La société France Excellence était titulaire depuis 2012 de la marque “Parfums Lanselle”, déposée pour des savons, parfums ou cosmétiques (classe 3).
À la requête d’un tiers, la déchéance totale de la marque a été prononcée par l’INPI pour défaut d’usage sérieux sur la période de référence (2017-2022).
La société France Excellence forme un recours à l’encontre de cette décision et soutient, en appel, que la commercialisation de parfums est imminente mais qu’elle a été retardée en raison de “justes motifs” (au sens de l’art. L.714-5 CPI).
La Cour d’appel de Versailles ne la suit pas dans son raisonnement et rejette son recours pour les raisons suivantes.

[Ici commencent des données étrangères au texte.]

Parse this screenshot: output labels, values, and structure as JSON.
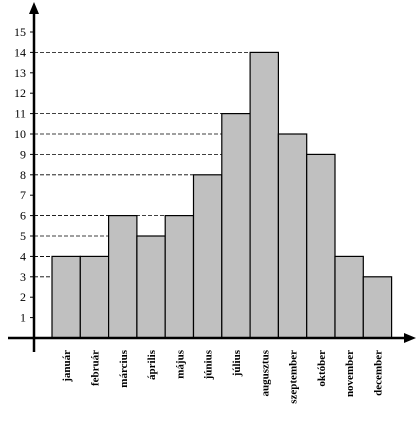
{
  "chart_data": {
    "type": "bar",
    "categories": [
      "január",
      "február",
      "március",
      "április",
      "május",
      "június",
      "július",
      "augusztus",
      "szeptember",
      "október",
      "november",
      "december"
    ],
    "values": [
      4,
      4,
      6,
      5,
      6,
      8,
      11,
      14,
      10,
      9,
      4,
      3
    ],
    "yticks": [
      1,
      2,
      3,
      4,
      5,
      6,
      7,
      8,
      9,
      10,
      11,
      12,
      13,
      14,
      15
    ],
    "ylim": [
      0,
      15
    ],
    "title": "",
    "xlabel": "",
    "ylabel": "",
    "grid": "dashed horizontal lines from y-axis to top of each bar",
    "legend": "none",
    "colors": {
      "bar": "#c0c0c0",
      "stroke": "#000000",
      "grid": "#000000"
    }
  }
}
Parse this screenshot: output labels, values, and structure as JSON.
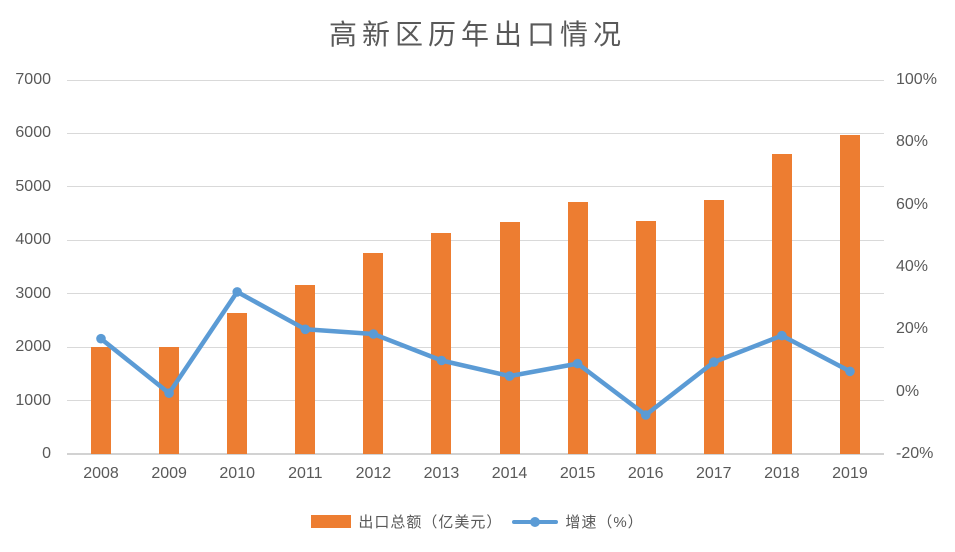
{
  "title": "高新区历年出口情况",
  "colors": {
    "bar": "#ED7D31",
    "line": "#5B9BD5",
    "grid": "#D9D9D9",
    "axis_line": "#D2D2D2",
    "text": "#595959",
    "background": "#FFFFFF"
  },
  "chart_data": {
    "type": "bar",
    "subtype": "combo-bar-line-dual-axis",
    "title": "高新区历年出口情况",
    "categories": [
      "2008",
      "2009",
      "2010",
      "2011",
      "2012",
      "2013",
      "2014",
      "2015",
      "2016",
      "2017",
      "2018",
      "2019"
    ],
    "series": [
      {
        "name": "出口总额（亿美元）",
        "type": "bar",
        "axis": "left",
        "color": "#ED7D31",
        "values": [
          2000,
          2000,
          2630,
          3170,
          3760,
          4130,
          4340,
          4720,
          4370,
          4760,
          5620,
          5980
        ]
      },
      {
        "name": "增速（%）",
        "type": "line",
        "axis": "right",
        "color": "#5B9BD5",
        "marker": "circle",
        "values": [
          17,
          -0.5,
          32,
          20,
          18.5,
          10,
          5,
          9,
          -7.5,
          9.5,
          18,
          6.5
        ]
      }
    ],
    "left_axis": {
      "min": 0,
      "max": 7000,
      "step": 1000,
      "ticks": [
        "0",
        "1000",
        "2000",
        "3000",
        "4000",
        "5000",
        "6000",
        "7000"
      ]
    },
    "right_axis": {
      "min": -20,
      "max": 100,
      "step": 20,
      "ticks": [
        "-20%",
        "0%",
        "20%",
        "40%",
        "60%",
        "80%",
        "100%"
      ]
    },
    "grid": true,
    "legend_position": "bottom"
  },
  "legend": {
    "items": [
      {
        "label": "出口总额（亿美元）",
        "swatch": "bar"
      },
      {
        "label": "增速（%）",
        "swatch": "line"
      }
    ]
  }
}
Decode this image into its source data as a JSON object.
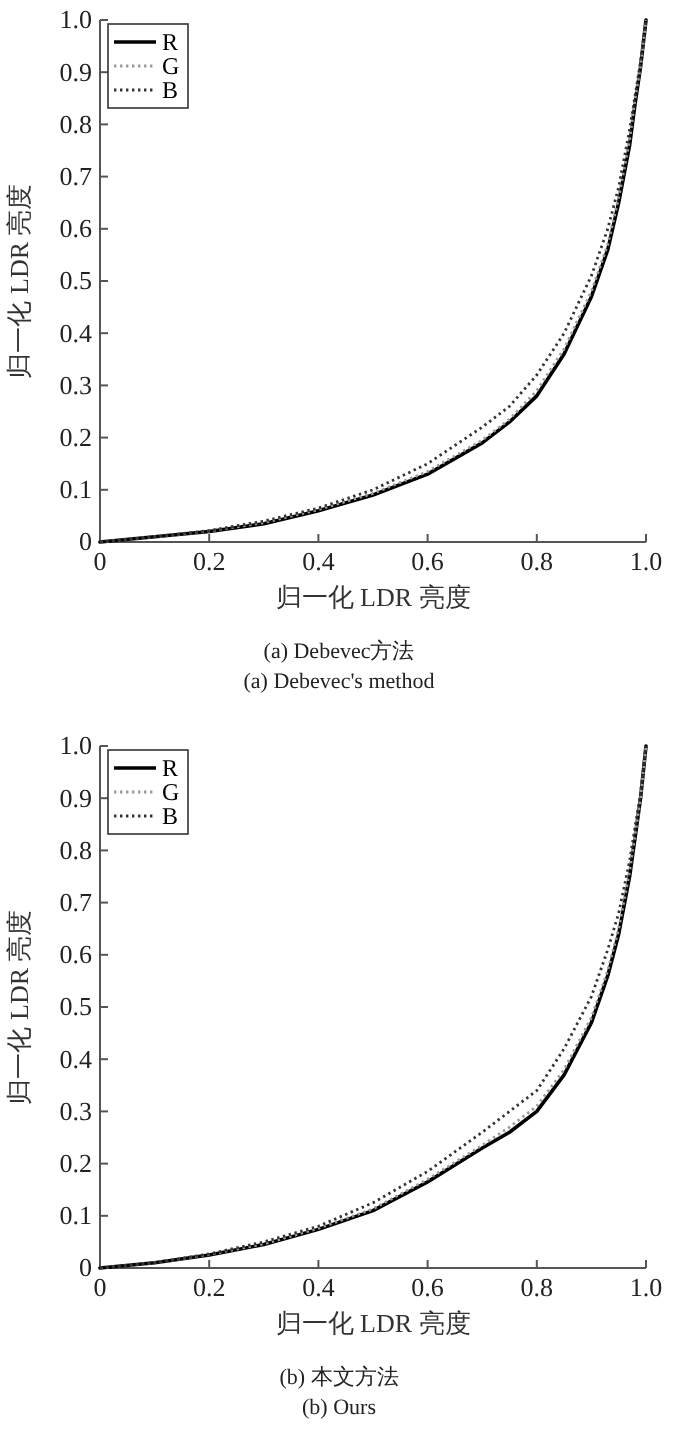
{
  "chart_data": [
    {
      "type": "line",
      "title": "(a) Debevec方法",
      "subtitle": "(a) Debevec's method",
      "xlabel": "归一化 LDR 亮度",
      "ylabel": "归一化 LDR 亮度",
      "xlim": [
        0,
        1
      ],
      "ylim": [
        0,
        1
      ],
      "xticks": [
        0,
        0.2,
        0.4,
        0.6,
        0.8,
        {
          "value": 1,
          "label": "1.0"
        }
      ],
      "yticks": [
        0,
        0.1,
        0.2,
        0.3,
        0.4,
        0.5,
        0.6,
        0.7,
        0.8,
        0.9,
        {
          "value": 1,
          "label": "1.0"
        }
      ],
      "grid": false,
      "legend": "top left",
      "series": [
        {
          "name": "R",
          "color": "#000000",
          "line_style": "solid",
          "x": [
            0,
            0.1,
            0.2,
            0.3,
            0.4,
            0.5,
            0.6,
            0.7,
            0.75,
            0.8,
            0.85,
            0.9,
            0.93,
            0.95,
            0.97,
            0.98,
            0.99,
            1
          ],
          "values": [
            0,
            0.01,
            0.02,
            0.035,
            0.06,
            0.09,
            0.13,
            0.19,
            0.23,
            0.28,
            0.36,
            0.47,
            0.56,
            0.65,
            0.76,
            0.84,
            0.91,
            1
          ]
        },
        {
          "name": "G",
          "color": "#9a9a9a",
          "line_style": "dotted",
          "x": [
            0,
            0.1,
            0.2,
            0.3,
            0.4,
            0.5,
            0.6,
            0.7,
            0.75,
            0.8,
            0.85,
            0.9,
            0.93,
            0.95,
            0.97,
            0.98,
            0.99,
            1
          ],
          "values": [
            0,
            0.01,
            0.021,
            0.037,
            0.062,
            0.093,
            0.135,
            0.195,
            0.235,
            0.29,
            0.37,
            0.48,
            0.57,
            0.66,
            0.77,
            0.85,
            0.91,
            1
          ]
        },
        {
          "name": "B",
          "color": "#333333",
          "line_style": "dotted",
          "x": [
            0,
            0.1,
            0.2,
            0.3,
            0.4,
            0.5,
            0.6,
            0.7,
            0.75,
            0.8,
            0.85,
            0.9,
            0.93,
            0.95,
            0.97,
            0.99,
            1
          ],
          "values": [
            0,
            0.01,
            0.022,
            0.04,
            0.065,
            0.1,
            0.15,
            0.22,
            0.26,
            0.32,
            0.4,
            0.51,
            0.6,
            0.68,
            0.79,
            0.92,
            1
          ]
        }
      ]
    },
    {
      "type": "line",
      "title": "(b) 本文方法",
      "subtitle": "(b) Ours",
      "xlabel": "归一化 LDR 亮度",
      "ylabel": "归一化 LDR 亮度",
      "xlim": [
        0,
        1
      ],
      "ylim": [
        0,
        1
      ],
      "xticks": [
        0,
        0.2,
        0.4,
        0.6,
        0.8,
        {
          "value": 1,
          "label": "1.0"
        }
      ],
      "yticks": [
        0,
        0.1,
        0.2,
        0.3,
        0.4,
        0.5,
        0.6,
        0.7,
        0.8,
        0.9,
        {
          "value": 1,
          "label": "1.0"
        }
      ],
      "grid": false,
      "legend": "top left",
      "series": [
        {
          "name": "R",
          "color": "#000000",
          "line_style": "solid",
          "x": [
            0,
            0.1,
            0.2,
            0.3,
            0.4,
            0.5,
            0.6,
            0.7,
            0.75,
            0.8,
            0.85,
            0.9,
            0.93,
            0.95,
            0.97,
            0.99,
            1
          ],
          "values": [
            0,
            0.01,
            0.025,
            0.045,
            0.074,
            0.11,
            0.165,
            0.23,
            0.26,
            0.3,
            0.37,
            0.47,
            0.56,
            0.64,
            0.75,
            0.9,
            1
          ]
        },
        {
          "name": "G",
          "color": "#9a9a9a",
          "line_style": "dotted",
          "x": [
            0,
            0.1,
            0.2,
            0.3,
            0.4,
            0.5,
            0.6,
            0.7,
            0.75,
            0.8,
            0.85,
            0.9,
            0.93,
            0.95,
            0.97,
            0.99,
            1
          ],
          "values": [
            0,
            0.01,
            0.026,
            0.046,
            0.076,
            0.113,
            0.17,
            0.235,
            0.27,
            0.31,
            0.38,
            0.48,
            0.57,
            0.65,
            0.76,
            0.9,
            1
          ]
        },
        {
          "name": "B",
          "color": "#333333",
          "line_style": "dotted",
          "x": [
            0,
            0.1,
            0.2,
            0.3,
            0.4,
            0.5,
            0.6,
            0.7,
            0.75,
            0.8,
            0.85,
            0.9,
            0.93,
            0.95,
            0.97,
            0.99,
            1
          ],
          "values": [
            0,
            0.01,
            0.027,
            0.05,
            0.08,
            0.125,
            0.185,
            0.26,
            0.3,
            0.34,
            0.42,
            0.52,
            0.61,
            0.68,
            0.78,
            0.91,
            1
          ]
        }
      ]
    }
  ]
}
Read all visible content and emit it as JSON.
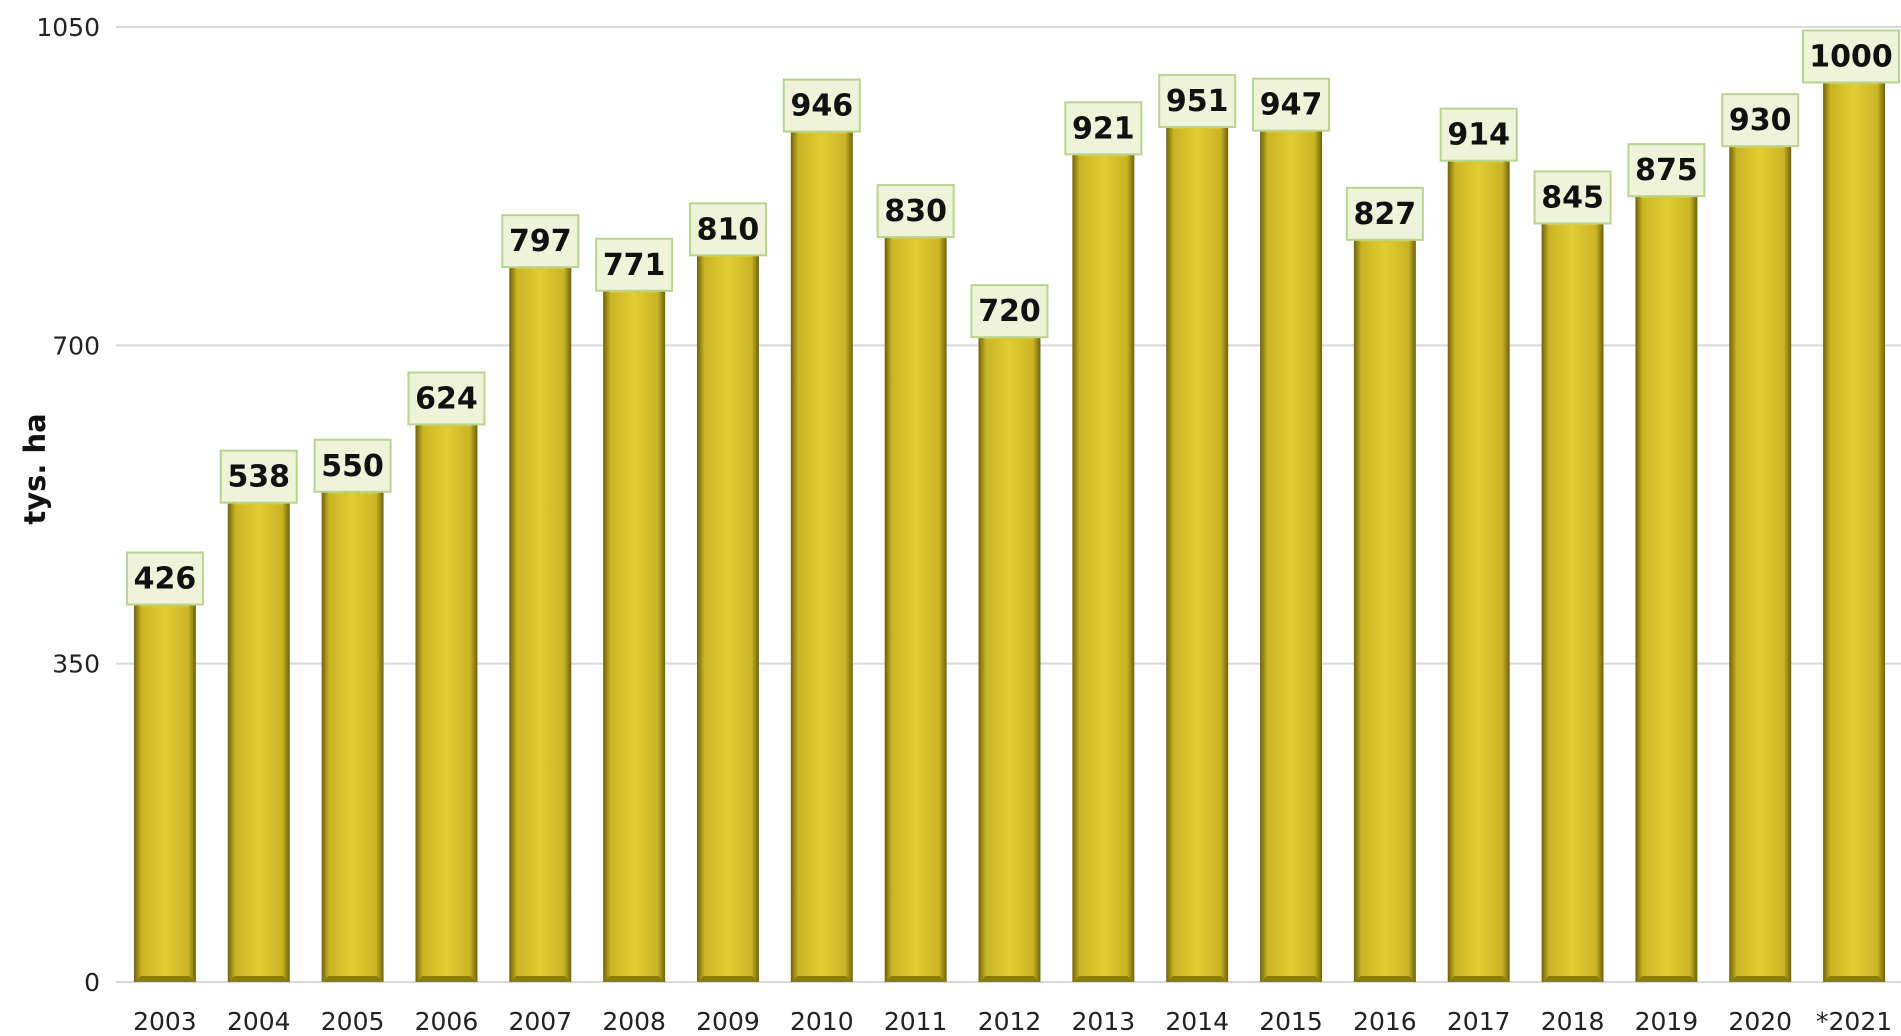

➡️ Les pièces produites (attestations, factures d’achat de flacons anciens, photos de produits, documents historiques, etc.) traduisent un projet de relance, mais ne suffisent pas à établir un usage sérieux de la marque.
La Cour rappelle que seul un usage effectif, accessible au public, peut faire obstacle à la déchéance.
➡️ Les actes promotionnels invoqués (présentation de flacons dans un musée privé, participation à des salons promotionnels, mise en ligne d’un site internet) ne démontrent pas l’existence d’une commercialisation effective.